From the graph above we can see that number of orders per user are between 4-100. and very few users have places more than 60 orders.

In [None]:
#most frequently ordered / reordered products

In [None]:
reordered_products=prior_train_orders['product_name'].value_counts().reset_index().head(20)
reordered_products.columns=['product_name','frequency']
reordered_products

In [None]:
plt.figure(figsize=(20,10))
sns.barplot(x='product_name',y='frequency',data=reordered_products)
plt.xticks(rotation='vertical')

In [None]:
#From which aisle we got most orders/reorders

In [None]:
ordered_aisles=prior_train_orders['aisle'].value_counts().reset_index().head(20)
ordered_aisles.columns=['aisle_name','no_of_products_ordered']
ordered_aisles

In [None]:
plt.figure(figsize=(20,10))
sns.barplot(x='aisle_name',y='no_of_products_ordered',data=ordered_aisles)
plt.xticks(rotation='vertical')

In [None]:
reordered_aisles=prior_train_orders.groupby(['aisle'])['reordered'].aggregate('sum').sort_values(ascending=False).reset_index().head(20)
reordered_aisles.columns=['aisle_name','no_of_products_reordered']


In [None]:
reordered_aisles['reordered_rate']= reordered_aisles['no_of_products_reordered']
                                     /ordered_aisles['no_of_products_ordered']

In [None]:
reordered_aisles.sort_values(by=['reordered_rate'], ascending=False, inplace=True)
reordered_aisles

In [None]:
plt.figure(figsize=(20,10))
sns.barplot(x='aisle_name',y='reordered_rate',data=reordered_aisles, alpha=0.7)
plt.xticks(rotation='vertical')

**Most reorderes were placed from aisles Fresh fruits, milk, water etc.**

In [None]:
#From which department we got most orders/reorders

In [None]:
ordered_departments=prior_train_orders['department'].value_counts().reset_index().head(20)
ordered_departments.columns=['department_name','no_of_products_ordered']
ordered_departments

In [None]:
plt.figure(figsize=(20,10))
sns.barplot(x='department_name',y='no_of_products_ordered',data=ordered_departments)
plt.xticks(rotation='vertical')

Its clear from the graph above that most orders were placed from depatments- produce and dairy eggs. 

In [None]:
reordered_departments=prior_train_orders.groupby(['department'])['reordered'].aggregate('sum').sort_values(ascending=False).reset_index().head(20)
reordered_departments.columns=['department_name','no_of_products_reordered']
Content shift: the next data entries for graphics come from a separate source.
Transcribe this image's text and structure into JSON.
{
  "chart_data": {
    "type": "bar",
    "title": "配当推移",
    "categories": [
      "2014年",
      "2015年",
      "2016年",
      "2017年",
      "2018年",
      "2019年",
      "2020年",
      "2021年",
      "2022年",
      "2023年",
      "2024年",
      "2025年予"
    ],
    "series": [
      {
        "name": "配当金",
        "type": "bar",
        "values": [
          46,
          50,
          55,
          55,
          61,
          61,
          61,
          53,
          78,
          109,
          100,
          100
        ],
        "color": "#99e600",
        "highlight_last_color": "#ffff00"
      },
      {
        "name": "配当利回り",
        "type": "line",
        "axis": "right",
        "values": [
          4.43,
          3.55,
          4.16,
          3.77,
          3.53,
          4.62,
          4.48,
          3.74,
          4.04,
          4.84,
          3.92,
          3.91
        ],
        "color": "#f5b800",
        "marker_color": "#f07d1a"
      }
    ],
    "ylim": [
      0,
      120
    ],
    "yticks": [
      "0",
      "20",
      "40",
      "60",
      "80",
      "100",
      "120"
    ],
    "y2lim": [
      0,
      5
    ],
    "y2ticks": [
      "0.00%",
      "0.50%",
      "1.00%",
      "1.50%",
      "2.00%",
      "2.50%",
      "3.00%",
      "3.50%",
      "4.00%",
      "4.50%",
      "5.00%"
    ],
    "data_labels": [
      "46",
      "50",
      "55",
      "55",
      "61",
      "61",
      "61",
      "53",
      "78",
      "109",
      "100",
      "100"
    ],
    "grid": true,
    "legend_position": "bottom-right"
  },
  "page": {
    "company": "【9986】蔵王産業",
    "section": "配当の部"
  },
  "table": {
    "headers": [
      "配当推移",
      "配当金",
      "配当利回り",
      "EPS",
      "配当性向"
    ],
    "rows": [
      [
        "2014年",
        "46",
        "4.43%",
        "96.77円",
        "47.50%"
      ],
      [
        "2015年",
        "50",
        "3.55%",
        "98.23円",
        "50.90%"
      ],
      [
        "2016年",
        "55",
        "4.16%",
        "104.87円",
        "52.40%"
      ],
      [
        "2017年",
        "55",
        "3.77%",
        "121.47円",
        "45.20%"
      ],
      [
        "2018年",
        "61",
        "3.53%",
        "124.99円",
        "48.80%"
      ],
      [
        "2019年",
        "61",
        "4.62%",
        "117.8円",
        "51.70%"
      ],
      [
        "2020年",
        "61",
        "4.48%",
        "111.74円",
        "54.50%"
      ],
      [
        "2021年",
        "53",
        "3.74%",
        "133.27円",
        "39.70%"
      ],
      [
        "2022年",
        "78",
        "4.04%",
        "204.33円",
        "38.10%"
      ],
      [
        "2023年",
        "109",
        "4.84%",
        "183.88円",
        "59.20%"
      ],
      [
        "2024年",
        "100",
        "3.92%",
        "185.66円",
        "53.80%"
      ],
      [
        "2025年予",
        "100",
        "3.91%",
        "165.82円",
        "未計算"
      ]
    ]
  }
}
reordered_departments['reorder_rate']= reordered_departments['no_of_products_reordered']/ordered_departments['no_of_products_ordered']
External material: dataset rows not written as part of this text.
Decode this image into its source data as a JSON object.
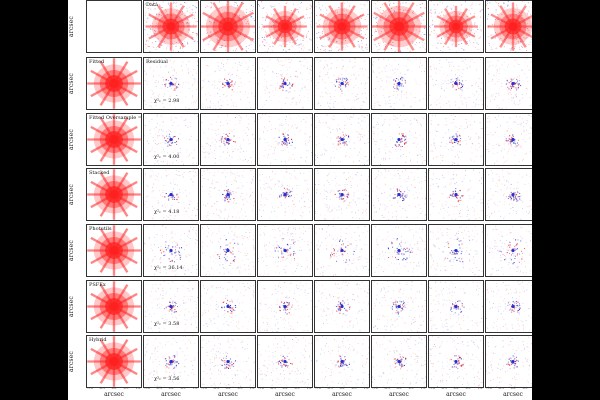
{
  "axis_label": "arcsec",
  "tick_labels": [
    "-1.0",
    "-0.5",
    "0.0",
    "0.5",
    "1.0"
  ],
  "rows": [
    {
      "model": "",
      "residual_label": "Data",
      "chi2_text": ""
    },
    {
      "model": "Fitted",
      "residual_label": "Residual",
      "chi2_text": "χ²ᵥ = 2.98"
    },
    {
      "model": "Fitted Oversample = 2",
      "residual_label": "",
      "chi2_text": "χ²ᵥ = 4.00"
    },
    {
      "model": "Stacked",
      "residual_label": "",
      "chi2_text": "χ²ᵥ = 4.18"
    },
    {
      "model": "Photutils",
      "residual_label": "",
      "chi2_text": "χ²ᵥ = 36.14"
    },
    {
      "model": "PSFEx",
      "residual_label": "",
      "chi2_text": "χ²ᵥ = 3.58"
    },
    {
      "model": "Hybrid",
      "residual_label": "",
      "chi2_text": "χ²ᵥ = 3.56"
    }
  ],
  "colors": {
    "positive": "#ff2020",
    "negative": "#2030d0",
    "frame": "#333333"
  }
}
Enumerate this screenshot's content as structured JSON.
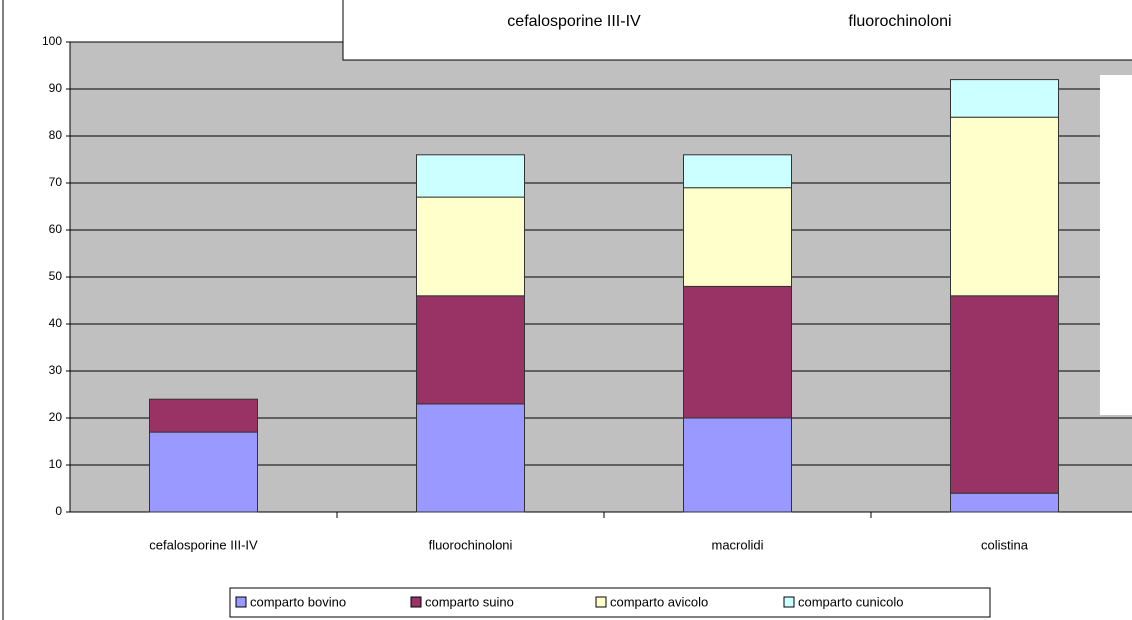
{
  "chart_data": {
    "type": "stacked_bar",
    "categories": [
      "cefalosporine III-IV",
      "fluorochinoloni",
      "macrolidi",
      "colistina"
    ],
    "series": [
      {
        "name": "comparto bovino",
        "color": "#9999ff",
        "values": [
          17,
          23,
          20,
          4
        ]
      },
      {
        "name": "comparto suino",
        "color": "#993366",
        "values": [
          7,
          23,
          28,
          42
        ]
      },
      {
        "name": "comparto avicolo",
        "color": "#ffffcc",
        "values": [
          0,
          21,
          21,
          38
        ]
      },
      {
        "name": "comparto cunicolo",
        "color": "#ccffff",
        "values": [
          0,
          9,
          7,
          8
        ]
      }
    ],
    "ylim": [
      0,
      100
    ],
    "yticks": [
      0,
      10,
      20,
      30,
      40,
      50,
      60,
      70,
      80,
      90,
      100
    ],
    "grid": true,
    "plot_background": "#c0c0c0",
    "legend": "bottom",
    "annotations": [
      "cefalosporine III-IV",
      "fluorochinoloni"
    ]
  }
}
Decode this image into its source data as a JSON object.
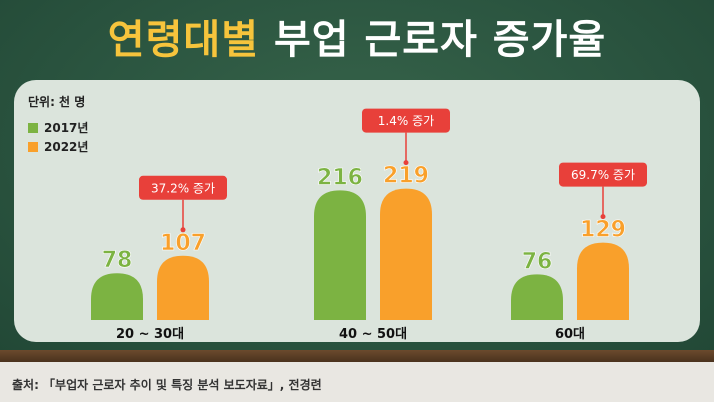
{
  "title": {
    "highlight": "연령대별",
    "rest": "부업 근로자 증가율"
  },
  "unit_label": "단위: 천 명",
  "colors": {
    "series_2017": "#7cb342",
    "series_2022": "#f9a02b",
    "callout": "#e8403a"
  },
  "chart_data": {
    "type": "bar",
    "categories": [
      "20 ~ 30대",
      "40 ~ 50대",
      "60대"
    ],
    "series": [
      {
        "name": "2017년",
        "values": [
          78,
          216,
          76
        ]
      },
      {
        "name": "2022년",
        "values": [
          107,
          219,
          129
        ]
      }
    ],
    "annotations": [
      "37.2% 증가",
      "1.4% 증가",
      "69.7% 증가"
    ],
    "title": "연령대별 부업 근로자 증가율",
    "ylabel": "단위: 천 명",
    "legend": "top-left",
    "grid": false
  },
  "footer": "출처: 「부업자 근로자 추이 및 특징 분석 보도자료」, 전경련"
}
reordered_departments.sort_values(by=['reorder_rate'], ascending=False, inplace=True)
reordered_departments

In [None]:
plt.figure(figsize=(20,10))
sns.barplot(x='department_name',y='reorder_rate',data=reordered_departments, alpha=0.7)
plt.xticks(rotation='vertical')

In [None]:
#cartsize of different orders

In [None]:
cartsize=prior_train_orders['order_id'].value_counts().reset_index()
cartsize.columns=['order_id','no_of_products_in_order']
cartsize

In [None]:
plt.figure(figsize=(20,10))
sns.histplot(x='no_of_products_in_order',data=cartsize,bins=70)
plt.xticks(rotation='vertical')

**Cart size has a right skewed distribution. and there are very few orders with cart size more than 40.maximum cart size is 145.**